Matrescence: Why Becoming a Mother Changes Everything
In the 1970s, anthropologist Dana Raphael coined the term "matrescence" to describe the developmental transition of becoming a mother. Like adolescence, it is a period of profound physical, emotional, and identity change. Like adolescence, it can be turbulent. Unlike adolescence, we barely acknowledge it.
## The Identity Disruption Is Real
New mothers often describe a strange grief — for who they were before. They love their baby. They also miss their old life, their old self, their old sense of autonomy. These feelings coexist. Feeling grief and love simultaneously is not a contradiction. It is matrescence.
## What Society Gets Wrong
We expect new mothers to be only grateful. Ambivalence, loss, and confusion are treated as red flags rather than normal features of an enormous life transition. This leaves women feeling broken when they are actually just going through something hard.
## The Developmental Lens
When I work with new mothers, I try to offer this reframe: you are not failing at motherhood. You are doing the difficult work of becoming. That process takes longer than the newborn phase. It is not over at six weeks postpartum.
## What Helps
Naming it helps. Having language for your experience — "I am in matrescence" — reduces the shame around the harder feelings. Community helps. Therapy helps. Time helps. You are not supposed to have it all figured out. You are supposed to be figuring it out.
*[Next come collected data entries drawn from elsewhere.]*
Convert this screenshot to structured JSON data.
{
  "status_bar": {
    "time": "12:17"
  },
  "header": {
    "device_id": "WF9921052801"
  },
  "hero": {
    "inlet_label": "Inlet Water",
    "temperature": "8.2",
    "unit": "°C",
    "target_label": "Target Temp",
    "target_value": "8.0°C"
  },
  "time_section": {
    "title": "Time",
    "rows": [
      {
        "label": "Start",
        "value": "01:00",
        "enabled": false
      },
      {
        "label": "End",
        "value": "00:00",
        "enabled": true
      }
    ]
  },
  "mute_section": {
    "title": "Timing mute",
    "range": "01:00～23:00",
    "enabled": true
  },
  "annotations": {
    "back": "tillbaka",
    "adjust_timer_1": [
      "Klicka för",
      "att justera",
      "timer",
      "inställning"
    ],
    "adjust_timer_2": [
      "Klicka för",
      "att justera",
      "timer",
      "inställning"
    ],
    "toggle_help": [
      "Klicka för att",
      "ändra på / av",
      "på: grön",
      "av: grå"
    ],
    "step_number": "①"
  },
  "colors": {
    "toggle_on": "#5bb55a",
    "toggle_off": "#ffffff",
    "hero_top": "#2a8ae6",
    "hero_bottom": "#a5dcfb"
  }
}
Reading this as a grief therapist — you're describing something that shares so much with anticipatory grief. Mourning a previous self while also loving what's arrived. We don't have cultural scripts for grief that sits alongside joy.
Matrescence looks different when the cultural expectation is that motherhood is supposed to complete you. A lot of my South Asian clients can't even admit to the grief component — it would feel like a betrayal of the role they're supposed to be grateful for.